Turning “dumb” products into three dimensional services could involve many things, but a place to start experimentation could be adding i) personalized and ii) contextually relevant information and services to the content, and iii) working with other companies to make your product work even better in conjunction with theirs.
This will involve many of the mostly-content companies transforming themselves into mostly-services companies. Certain commodity elements – dare I say it – even that Kabul reporter – will need to be outsourced to people who specialized in those areas. The challenge that many small newspaper companies will face is to build the infrastructure themselves. An individual subscription to the FT or WSJ is just about manageable, but a better model, especially for the small guys, may like the one proposed by a new startup called Kachingle. Here you start with a (Big) assumption that a large number of people will be willing to pay a small monthly amount, say $5 into a pot that is administered centrally. This cash pile is then shared out among participating content providers who have signed up to the system, and then doled out according to the actual traffic (which can be measured by cookies or manually clicking an icon on the site). So if the FT signed up for this, they would leave most of the content open to the web, but recognize when one of the participating members was visiting, and the system would register them a share of the cash. If readers consistantly read more FT than the Wisconsin Gazette then the FT will get more of the cash.

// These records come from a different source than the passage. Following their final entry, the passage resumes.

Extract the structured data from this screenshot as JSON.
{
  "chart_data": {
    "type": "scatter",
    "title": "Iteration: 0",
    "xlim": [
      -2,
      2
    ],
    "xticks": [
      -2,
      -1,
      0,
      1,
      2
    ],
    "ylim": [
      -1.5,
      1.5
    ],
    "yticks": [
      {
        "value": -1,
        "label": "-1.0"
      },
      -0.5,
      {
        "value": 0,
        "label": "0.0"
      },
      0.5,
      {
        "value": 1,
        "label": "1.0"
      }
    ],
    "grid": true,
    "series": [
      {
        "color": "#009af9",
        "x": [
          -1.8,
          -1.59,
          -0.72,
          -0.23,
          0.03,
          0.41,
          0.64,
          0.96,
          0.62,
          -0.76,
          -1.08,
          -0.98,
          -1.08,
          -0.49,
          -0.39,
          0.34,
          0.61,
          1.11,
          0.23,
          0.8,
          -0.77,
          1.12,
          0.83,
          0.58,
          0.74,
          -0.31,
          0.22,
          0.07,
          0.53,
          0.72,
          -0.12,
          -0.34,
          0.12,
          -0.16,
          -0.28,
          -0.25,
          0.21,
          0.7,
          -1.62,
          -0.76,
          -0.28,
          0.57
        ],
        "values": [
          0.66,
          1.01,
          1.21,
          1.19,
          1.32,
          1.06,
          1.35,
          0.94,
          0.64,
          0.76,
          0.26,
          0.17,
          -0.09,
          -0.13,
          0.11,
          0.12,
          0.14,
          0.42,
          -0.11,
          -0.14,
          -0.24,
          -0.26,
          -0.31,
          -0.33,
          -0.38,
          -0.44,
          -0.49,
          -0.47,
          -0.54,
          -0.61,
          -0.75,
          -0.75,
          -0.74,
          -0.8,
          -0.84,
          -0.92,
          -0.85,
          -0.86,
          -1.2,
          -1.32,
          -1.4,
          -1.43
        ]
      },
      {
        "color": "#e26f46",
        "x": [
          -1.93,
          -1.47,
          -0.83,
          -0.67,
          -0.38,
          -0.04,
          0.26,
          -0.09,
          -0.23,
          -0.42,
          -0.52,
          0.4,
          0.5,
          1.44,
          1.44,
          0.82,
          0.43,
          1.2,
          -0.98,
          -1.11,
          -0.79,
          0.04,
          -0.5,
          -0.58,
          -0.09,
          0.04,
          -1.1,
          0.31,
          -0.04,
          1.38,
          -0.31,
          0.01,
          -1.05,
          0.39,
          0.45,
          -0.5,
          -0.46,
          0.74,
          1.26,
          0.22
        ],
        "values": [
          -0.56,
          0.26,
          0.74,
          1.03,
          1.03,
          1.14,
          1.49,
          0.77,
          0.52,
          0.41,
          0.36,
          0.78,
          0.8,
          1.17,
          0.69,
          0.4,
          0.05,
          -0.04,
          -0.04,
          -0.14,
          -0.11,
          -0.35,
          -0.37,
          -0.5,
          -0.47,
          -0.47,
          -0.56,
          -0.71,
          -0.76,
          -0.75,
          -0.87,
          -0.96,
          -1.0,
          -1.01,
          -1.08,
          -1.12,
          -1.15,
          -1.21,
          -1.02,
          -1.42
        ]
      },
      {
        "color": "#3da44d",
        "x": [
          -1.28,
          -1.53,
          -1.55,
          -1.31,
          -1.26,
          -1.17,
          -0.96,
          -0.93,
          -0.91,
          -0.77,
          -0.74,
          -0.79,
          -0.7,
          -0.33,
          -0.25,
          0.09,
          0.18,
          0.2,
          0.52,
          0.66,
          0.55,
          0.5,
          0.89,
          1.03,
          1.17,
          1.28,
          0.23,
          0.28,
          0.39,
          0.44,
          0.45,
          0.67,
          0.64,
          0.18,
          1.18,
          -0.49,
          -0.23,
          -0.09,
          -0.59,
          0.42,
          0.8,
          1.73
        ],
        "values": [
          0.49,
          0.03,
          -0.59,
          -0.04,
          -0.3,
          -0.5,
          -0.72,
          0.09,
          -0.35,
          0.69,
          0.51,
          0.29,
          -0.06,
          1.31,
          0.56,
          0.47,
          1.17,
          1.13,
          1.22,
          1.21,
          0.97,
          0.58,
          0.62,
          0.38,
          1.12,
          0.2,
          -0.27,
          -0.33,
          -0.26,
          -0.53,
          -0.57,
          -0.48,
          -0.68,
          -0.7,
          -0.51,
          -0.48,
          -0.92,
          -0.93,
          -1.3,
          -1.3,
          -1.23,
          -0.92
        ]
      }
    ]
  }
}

As my friend Jim Griffin, who is running a similar scheme for the record labels, points out, you need a fair way to split up the cash. The digital trails we leave around the web can be just that - as that is our attention. As long as we know we are benefitting the sites we visit, and can have some control about who gets our cash, this scheme has legs. All sorts of questions about whether such a scheme could ever reach critical mass, or whether this could be federated etc. But unlike the pay wall ideas above, it is based on having content available to the web for free, and providing additional services on top for people who pay. So a reader who does not pay sees the content, but when they are a payer, they see the content rendered in three dimensions – personalized, contextual and useful. The kinds of services that we’ll see are up to the imagination of the content companies, and we’re only now scratching the surface of what we could do with a new mountain of data. Whether its personalized alerts about stories of interest, delivery to your car of phone, offers from companies that you actually want or some angle of social networking (these people like the articles you read…). Who knows, we’re still early in the transformation, but we need to start coming up with ways to create positive, not negative, lockin.